Archive | visualization RSS for this section

abstracting data: signal from noise

In keeping with the previous post about the need to incorporate creative thinking into science, here’s a novel approach that made the NYT headlines this morning.

Instance of a DataSet - Month 7, Floor 6, Pan

Brooklyn based artist Daniel Kohn is working with geneticists on conceptual tools to analyze their large data sets. Using intuitive, perceptual learning combined with his artistic approach to data reduction, Kohn is helping these scientists understand new ways to find signal amongst the noise. Starting with a collaboration in 2003 with research groups in Boston that led to a residency with the Broad Institute for Genetic research, at MIT and Harvard, Kohn’s interest in science expanded to include different mediums: painting, drawing, and computer modeling [1]. Since his pioneering collaboration with Broad, Kohn and several other artists have participated in their artist-in-residence program.
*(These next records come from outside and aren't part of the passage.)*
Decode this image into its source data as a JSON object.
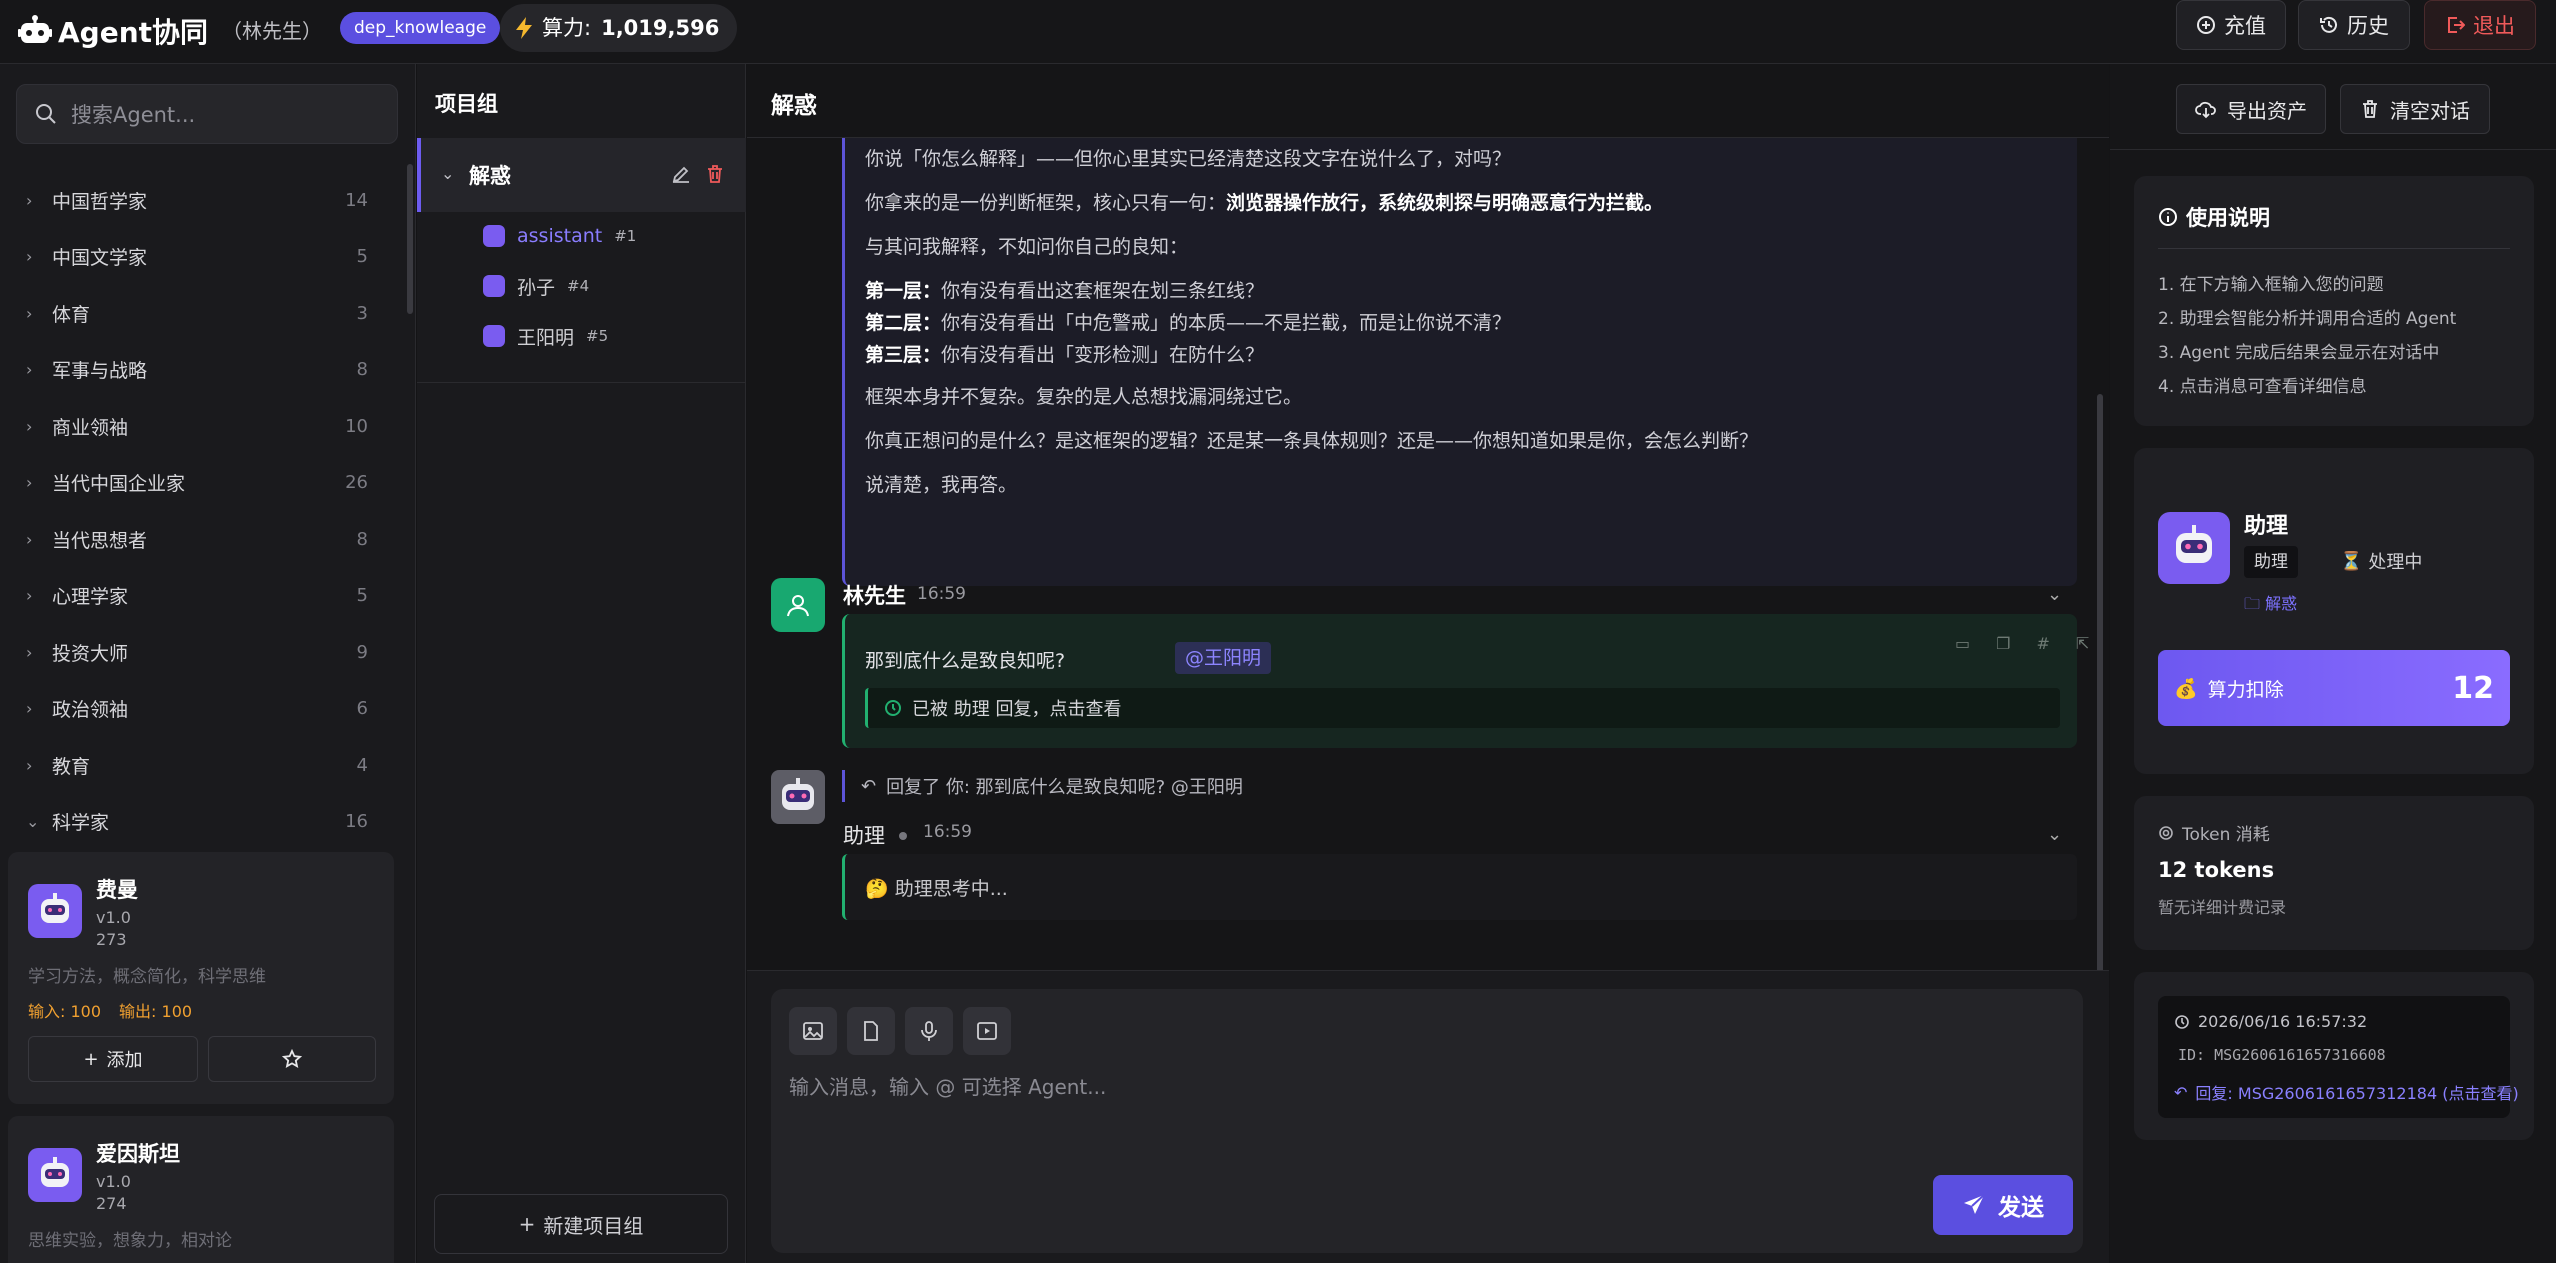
{
  "topbar": {
    "app_title": "Agent协同",
    "user": "（林先生）",
    "badge": "dep_knowleage",
    "power_label": "算力:",
    "power_value": "1,019,596",
    "recharge": "充值",
    "history": "历史",
    "logout": "退出"
  },
  "sidebar": {
    "search_placeholder": "搜索Agent...",
    "categories": [
      {
        "name": "中国哲学家",
        "count": "14"
      },
      {
        "name": "中国文学家",
        "count": "5"
      },
      {
        "name": "体育",
        "count": "3"
      },
      {
        "name": "军事与战略",
        "count": "8"
      },
      {
        "name": "商业领袖",
        "count": "10"
      },
      {
        "name": "当代中国企业家",
        "count": "26"
      },
      {
        "name": "当代思想者",
        "count": "8"
      },
      {
        "name": "心理学家",
        "count": "5"
      },
      {
        "name": "投资大师",
        "count": "9"
      },
      {
        "name": "政治领袖",
        "count": "6"
      },
      {
        "name": "教育",
        "count": "4"
      },
      {
        "name": "科学家",
        "count": "16"
      }
    ],
    "agents": [
      {
        "name": "费曼",
        "version": "v1.0",
        "id": "273",
        "desc": "学习方法，概念简化，科学思维",
        "input": "输入: 100",
        "output": "输出: 100",
        "add": "添加"
      },
      {
        "name": "爱因斯坦",
        "version": "v1.0",
        "id": "274",
        "desc": "思维实验，想象力，相对论"
      }
    ]
  },
  "projects": {
    "header": "项目组",
    "group": "解惑",
    "items": [
      {
        "name": "assistant",
        "tag": "#1"
      },
      {
        "name": "孙子",
        "tag": "#4"
      },
      {
        "name": "王阳明",
        "tag": "#5"
      }
    ],
    "new_group": "新建项目组"
  },
  "chat": {
    "title": "解惑",
    "ai_lines": {
      "l1": "你说「你怎么解释」——但你心里其实已经清楚这段文字在说什么了，对吗？",
      "l2_pre": "你拿来的是一份判断框架，核心只有一句：",
      "l2_bold": "浏览器操作放行，系统级刺探与明确恶意行为拦截。",
      "l3": "与其问我解释，不如问你自己的良知：",
      "l4_b": "第一层：",
      "l4": "你有没有看出这套框架在划三条红线？",
      "l5_b": "第二层：",
      "l5": "你有没有看出「中危警戒」的本质——不是拦截，而是让你说不清？",
      "l6_b": "第三层：",
      "l6": "你有没有看出「变形检测」在防什么？",
      "l7": "框架本身并不复杂。复杂的是人总想找漏洞绕过它。",
      "l8": "你真正想问的是什么？是这框架的逻辑？还是某一条具体规则？还是——你想知道如果是你，会怎么判断？",
      "l9": "说清楚，我再答。"
    },
    "user_name": "林先生",
    "user_time": "16:59",
    "user_text": "那到底什么是致良知呢?",
    "mention": "@王阳明",
    "replied_note": "已被 助理 回复，点击查看",
    "reply_to": "回复了 你: 那到底什么是致良知呢? @王阳明",
    "ai_name": "助理",
    "ai_time": "16:59",
    "thinking": "🤔 助理思考中...",
    "input_placeholder": "输入消息，输入 @ 可选择 Agent...",
    "send": "发送"
  },
  "right": {
    "export": "导出资产",
    "clear": "清空对话",
    "guide_title": "使用说明",
    "guide": [
      "1. 在下方输入框输入您的问题",
      "2. 助理会智能分析并调用合适的 Agent",
      "3. Agent 完成后结果会显示在对话中",
      "4. 点击消息可查看详细信息"
    ],
    "assistant_name": "助理",
    "assistant_tag": "助理",
    "assistant_status": "处理中",
    "assistant_project": "解惑",
    "cost_label": "算力扣除",
    "cost_value": "12",
    "token_title": "Token 消耗",
    "token_value": "12 tokens",
    "token_note": "暂无详细计费记录",
    "meta_time": "2026/06/16 16:57:32",
    "meta_id": "ID: MSG2606161657316608",
    "meta_reply": "回复: MSG2606161657312184 (点击查看)"
  },
  "colors": {
    "accent": "#5b4fe0",
    "user": "#22b070",
    "danger": "#f05a5a"
  }
}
More information about the program can be found on their webpage.

Shown in the image above, his series “Instance of a Dataset” culminated with a unique mural for the Broad Institute and an ongoing collaboration between artists and scientists. More images from this installation may be found in his gallery online[2]. Kohn’s work speaks to a type of perceptual thinking and visual learning that we all utilize in our daily lives, with the difference that he is putting these tools into experimental approaches to real world datasets. Call it what you will, creative, intuitive, perceptual, or visual learning, these methods are all part of a new approach to thinking about complex data in novel ways.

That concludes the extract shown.